In the above exemplary embodiments, it has been described with regard to the bimorph element structure that the piezoelectric substance 21 is confined to both sides of the main surface of the vibrating member 20 . However, a structure (unimorph element structure) in which the piezoelectric substance 21 is confined on one of the main surfaces of the vibrating member 20 can be applied to the exemplary embodiment.

The disclosures of the above patent documents and non-patent documents are hereby incorporated by reference. Modifications and adjustments can be made to the exemplary embodiments and examples based on the basic technical concept of the present invention within the scope of the entire disclosure of the present invention including claims.
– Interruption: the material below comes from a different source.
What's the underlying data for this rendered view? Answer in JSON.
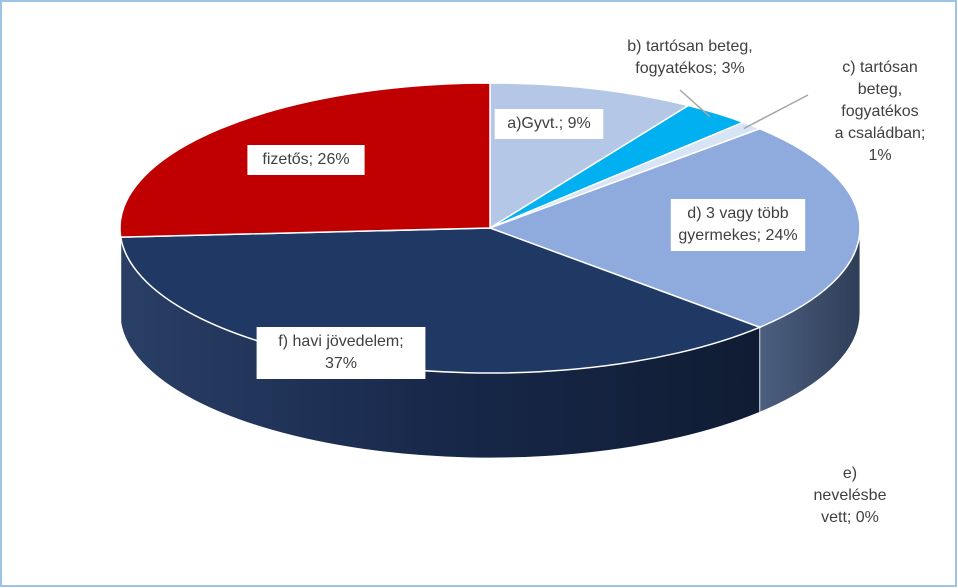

That is to say, the present invention necessarily includes various variations and modifications that can be made by those skilled in the art based on the entire disclosure including claims and technical concepts.

1, 1a, 3, 100 electroacoustic transducers

10, 101 piezoelectric vibrator

11, 102, 111 Housing

12 Joining parts

13, 103 sound holes

14,104 Sound absorbing material

15 Substrate

16 Holding parts

20 vibrating parts

21 Piezoelectric substances

22 electrodes

23 frames

24 Support parts

25 Elastic parts

Claims (10)

1. a kind of electroacoustic transducer, including：

Piezoelectric vibrator；

Shell, is set to the piezoelectric vibrator at a distance of predetermined space, and include taper type otch in the inwall of shell； And

Acoustic absorption material, is assemblied in the otch；

Wherein, acoustic aperture is formed in shell in front of piezoelectric vibrator along the orientation of oscillation of piezoelectric vibrator；

Wherein described acoustic absorption material covers the open side of the acoustic aperture；And

Wherein described otch formation is in the housing so that orientation of oscillation of the bore dia of voice path along piezoelectric vibrator Reduce towards front end.

2. electroacoustic transducer according to claim 1, wherein, the shell, which has, includes polygonal frustum shape or the frustum of a cone The otch of shape.

3. electroacoustic transducer according to claim 1 or 2, wherein, the acoustic absorption material includes porous material.

4. electroacoustic transducer according to claim 1 or 2, wherein, the acoustic aperture formation is in the vibration with piezoelectric vibrator Surface is at a distance of the distance between 1/4 and 1/2 place of wave of oscillation wavelength.

5. electroacoustic transducer according to claim 1 or 2, wherein, the piezoelectric vibrator, which sends to have, is more than 20kHz frequencies The ultrasonic wave of rate.

6. a kind of electroacoustic transducer, including it is arranged in juxtaposition multiple electroacoustic transductions according to claim 1 or 2 in the plane Device.

7. a kind of electronic equipment, including electroacoustic transducer according to claim 1 or 2, wherein, the electronic equipment To vibrate piezoelectric vibrator so that ultrasonic wave of the transmitting with more than 20kHz frequencies.

8. a kind of manufacture method of electroacoustic transducer, the electroacoustic transducer includes piezoelectric vibrator and shell, the manufacturer Method includes：

Set and the predetermined space of piezoelectric vibrator apart；

Taper type otch is formed in the inwall of shell；

Acoustic aperture is formed in shell in front of piezoelectric vibrator along the orientation of oscillation of piezoelectric vibrator；And

The acoustic absorption material being assemblied in the otch is set and acoustic absorption material covers the open side of acoustic aperture；

Wherein, the otch is formed in the housing so that vibration side of the bore dia of voice path along piezoelectric vibrator Reduce to towards front end.

9. the manufacture method of electroacoustic transducer according to claim 8, wherein, formation includes polygonal frustum shape or circular cone The otch of platform shape.

10. the manufacture method of electroacoustic transducer according to claim 8 or claim 9, wherein, the acoustic aperture formation is shaken with piezoelectricity The oscillating surface of dynamic device is at a distance of the distance between 1/4 and 1/2 place of wave of oscillation wavelength.